Chapitre 11 : Je n’ai jamais vu personne d’aussi stupide.


Depuis qu’il avait transmigré, la crainte de Xiao YuAn n’était pas de s’ennuyer sans TV, de désespérer sans WiFi ou bien d’agoniser sans climatisation. 

Non, son vrai problème, c’était bel et bien qu’il ne puisse pas dormir.

 Il ! Ne ! Pouvait ! Pas ! Dormir !

Après s’être mis au lit et avoir tourné et tourné sans trouver le sommeil, il s’était relevé pour aller embêter Yang LiuAn, qui était de garde la nuit devant l’entrée du palais. 

Le garde Yang était dérouté, mais malgré ça, il avait quand même accompagné Xiao YuAn pour parler de tout et de rien. 

Xiao YuAn : “La mer est remplie d’eau. Le cheval a quatre pattes.
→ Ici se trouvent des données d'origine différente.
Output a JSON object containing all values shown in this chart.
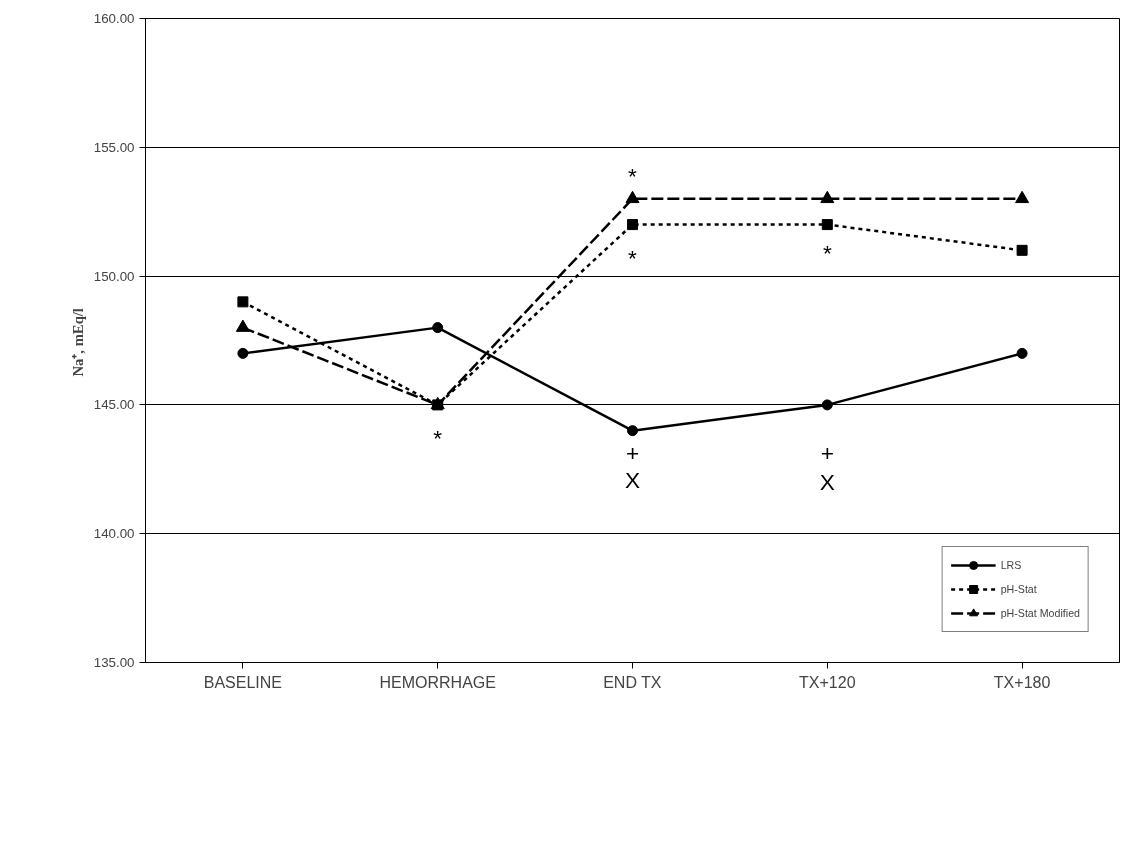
{
  "chart_data": {
    "type": "line",
    "ylabel": "Na⁺,  mEq/l",
    "categories": [
      "BASELINE",
      "HEMORRHAGE",
      "END TX",
      "TX+120",
      "TX+180"
    ],
    "series": [
      {
        "name": "LRS",
        "color": "#000000",
        "values": [
          147,
          148,
          144,
          145,
          147
        ],
        "marker": "circle",
        "line_style": "solid"
      },
      {
        "name": "pH-Stat",
        "color": "#000000",
        "values": [
          149,
          145,
          152,
          152,
          151
        ],
        "marker": "square",
        "line_style": "dotted"
      },
      {
        "name": "pH-Stat Modified",
        "color": "#000000",
        "values": [
          148,
          145,
          153,
          153,
          153
        ],
        "marker": "triangle",
        "line_style": "dashed"
      }
    ],
    "ylim": [
      135,
      160
    ],
    "yticks": [
      {
        "value": 135,
        "label": "135.00"
      },
      {
        "value": 140,
        "label": "140.00"
      },
      {
        "value": 145,
        "label": "145.00"
      },
      {
        "value": 150,
        "label": "150.00"
      },
      {
        "value": 155,
        "label": "155.00"
      },
      {
        "value": 160,
        "label": "160.00"
      }
    ],
    "grid": "y",
    "legend": "bottom right",
    "annotations": [
      "*",
      "*",
      "*",
      "*",
      "+",
      "X",
      "+",
      "X"
    ]
  }
}
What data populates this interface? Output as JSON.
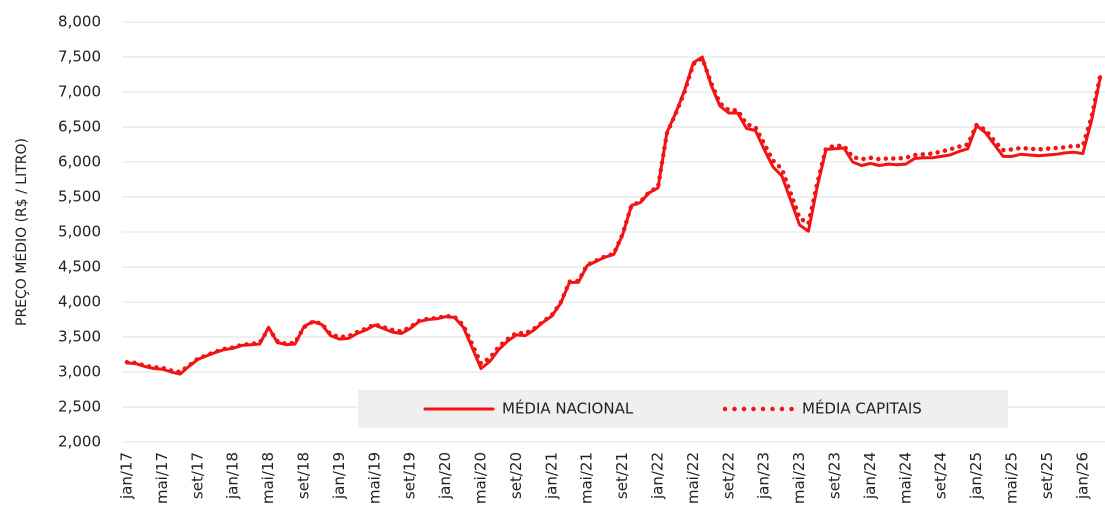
{
  "chart_data": {
    "type": "line",
    "ylabel": "PREÇO MÉDIO (R$ / LITRO)",
    "categories": [
      "jan/17",
      null,
      null,
      null,
      "mai/17",
      null,
      null,
      null,
      "set/17",
      null,
      null,
      null,
      "jan/18",
      null,
      null,
      null,
      "mai/18",
      null,
      null,
      null,
      "set/18",
      null,
      null,
      null,
      "jan/19",
      null,
      null,
      null,
      "mai/19",
      null,
      null,
      null,
      "set/19",
      null,
      null,
      null,
      "jan/20",
      null,
      null,
      null,
      "mai/20",
      null,
      null,
      null,
      "set/20",
      null,
      null,
      null,
      "jan/21",
      null,
      null,
      null,
      "mai/21",
      null,
      null,
      null,
      "set/21",
      null,
      null,
      null,
      "jan/22",
      null,
      null,
      null,
      "mai/22",
      null,
      null,
      null,
      "set/22",
      null,
      null,
      null,
      "jan/23",
      null,
      null,
      null,
      "mai/23",
      null,
      null,
      null,
      "set/23",
      null,
      null,
      null,
      "jan/24",
      null,
      null,
      null,
      "mai/24",
      null,
      null,
      null,
      "set/24",
      null,
      null,
      null,
      "jan/25",
      null,
      null,
      null,
      "mai/25",
      null,
      null,
      null,
      "set/25",
      null,
      null,
      null,
      "jan/26",
      null,
      null
    ],
    "series": [
      {
        "name": "MÉDIA NACIONAL",
        "color": "#f21414",
        "style": "solid",
        "values": [
          3130,
          3120,
          3080,
          3050,
          3040,
          3000,
          2970,
          3080,
          3180,
          3230,
          3280,
          3320,
          3340,
          3380,
          3390,
          3400,
          3640,
          3420,
          3390,
          3400,
          3650,
          3720,
          3680,
          3520,
          3470,
          3480,
          3550,
          3600,
          3670,
          3620,
          3570,
          3550,
          3620,
          3720,
          3750,
          3760,
          3790,
          3780,
          3640,
          3350,
          3050,
          3150,
          3320,
          3440,
          3530,
          3520,
          3600,
          3710,
          3800,
          3980,
          4280,
          4280,
          4520,
          4580,
          4640,
          4680,
          4960,
          5380,
          5420,
          5560,
          5630,
          6420,
          6700,
          7020,
          7420,
          7500,
          7100,
          6800,
          6700,
          6700,
          6480,
          6450,
          6180,
          5930,
          5800,
          5450,
          5100,
          5010,
          5650,
          6180,
          6190,
          6200,
          6000,
          5950,
          5980,
          5950,
          5970,
          5960,
          5970,
          6050,
          6060,
          6060,
          6080,
          6100,
          6150,
          6190,
          6520,
          6420,
          6250,
          6080,
          6080,
          6110,
          6100,
          6090,
          6100,
          6110,
          6130,
          6140,
          6120,
          6600,
          7220
        ]
      },
      {
        "name": "MÉDIA CAPITAIS",
        "color": "#f21414",
        "style": "dotted",
        "values": [
          3140,
          3130,
          3090,
          3070,
          3060,
          3020,
          3000,
          3090,
          3190,
          3240,
          3290,
          3330,
          3350,
          3390,
          3400,
          3420,
          3620,
          3440,
          3400,
          3420,
          3640,
          3720,
          3690,
          3540,
          3500,
          3510,
          3570,
          3620,
          3680,
          3640,
          3600,
          3580,
          3640,
          3730,
          3760,
          3770,
          3800,
          3790,
          3670,
          3400,
          3120,
          3200,
          3360,
          3470,
          3560,
          3550,
          3620,
          3720,
          3810,
          3990,
          4290,
          4300,
          4530,
          4590,
          4650,
          4690,
          4970,
          5380,
          5430,
          5570,
          5640,
          6410,
          6690,
          7000,
          7400,
          7480,
          7130,
          6840,
          6740,
          6740,
          6540,
          6500,
          6260,
          6020,
          5900,
          5550,
          5200,
          5120,
          5700,
          6200,
          6230,
          6230,
          6070,
          6040,
          6060,
          6040,
          6050,
          6050,
          6060,
          6100,
          6110,
          6120,
          6150,
          6180,
          6220,
          6250,
          6530,
          6460,
          6300,
          6170,
          6180,
          6200,
          6190,
          6180,
          6190,
          6200,
          6210,
          6230,
          6230,
          6650,
          7250
        ]
      }
    ],
    "ylim": [
      2000,
      8000
    ],
    "yticks": [
      {
        "value": 2000,
        "label": "2,000"
      },
      {
        "value": 2500,
        "label": "2,500"
      },
      {
        "value": 3000,
        "label": "3,000"
      },
      {
        "value": 3500,
        "label": "3,500"
      },
      {
        "value": 4000,
        "label": "4,000"
      },
      {
        "value": 4500,
        "label": "4,500"
      },
      {
        "value": 5000,
        "label": "5,000"
      },
      {
        "value": 5500,
        "label": "5,500"
      },
      {
        "value": 6000,
        "label": "6,000"
      },
      {
        "value": 6500,
        "label": "6,500"
      },
      {
        "value": 7000,
        "label": "7,000"
      },
      {
        "value": 7500,
        "label": "7,500"
      },
      {
        "value": 8000,
        "label": "8,000"
      }
    ],
    "grid": true,
    "legend": "bottom"
  }
}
Ciel je veux juste dormir.”

L’une des commissures des lèvres de Yang LiuAn avait des tics nerveux à force, et son coeur manquait des battements, mais en tant que garde du corps impérial, son devoir était d’écouter les pensées de Xiao YuAn avec soin et attention. 

“Au fait, LiuAn, as-tu de la famille ?” Xiao YuAn s’était perdu dans ses pensées, et avait posé la question sans préambules. 

“Pour répondre à Votre Majesté, non, je n’en ai pas.”

“Où sont tes parents ?”

Yang LiuAn hésita un moment et répondit en toute franchise : “Cet humble garde est né d’une servante, et ne connaît pas son père. il a grandit dans le palais et gagné les faveurs de Feu l’Empereur, puis un poste de garde impérial. Maintenant, cet humble servant travaille pour Votre Majesté et ne souhaite que se dédier à sa tâche, quitte à mourir pour vous.”

C’est là que Xiao YuAn s’était rappelé que Yang LiuAn mourait découpé en morceaux dans le novel original. Il se renfrogna et se sentit assez mal à l’aise pour changer de sujet. 

Après avoir parlé de tout et de rien pendant un moment, Xiao YuAn se rappela que le jeune monarque avait la particularité d’être un manche coupé. Il eu peur que s’ils continuaient ainsi, l’innocence de Yang LiuAn ne pourrait plus être préservée et décida de rentrer et se remettre au lit. 

Après être resté longtemps à attendre, il vit la flamme de la chandelle vaciller dans le couloir du palais. C’était Hong Xiu. 

“Votre Majesté, dormez-vous ?”

“Quoi ? Non, je ne dors pas, qu’est-ce qui se passe ?” Demanda Xiao YuAn. 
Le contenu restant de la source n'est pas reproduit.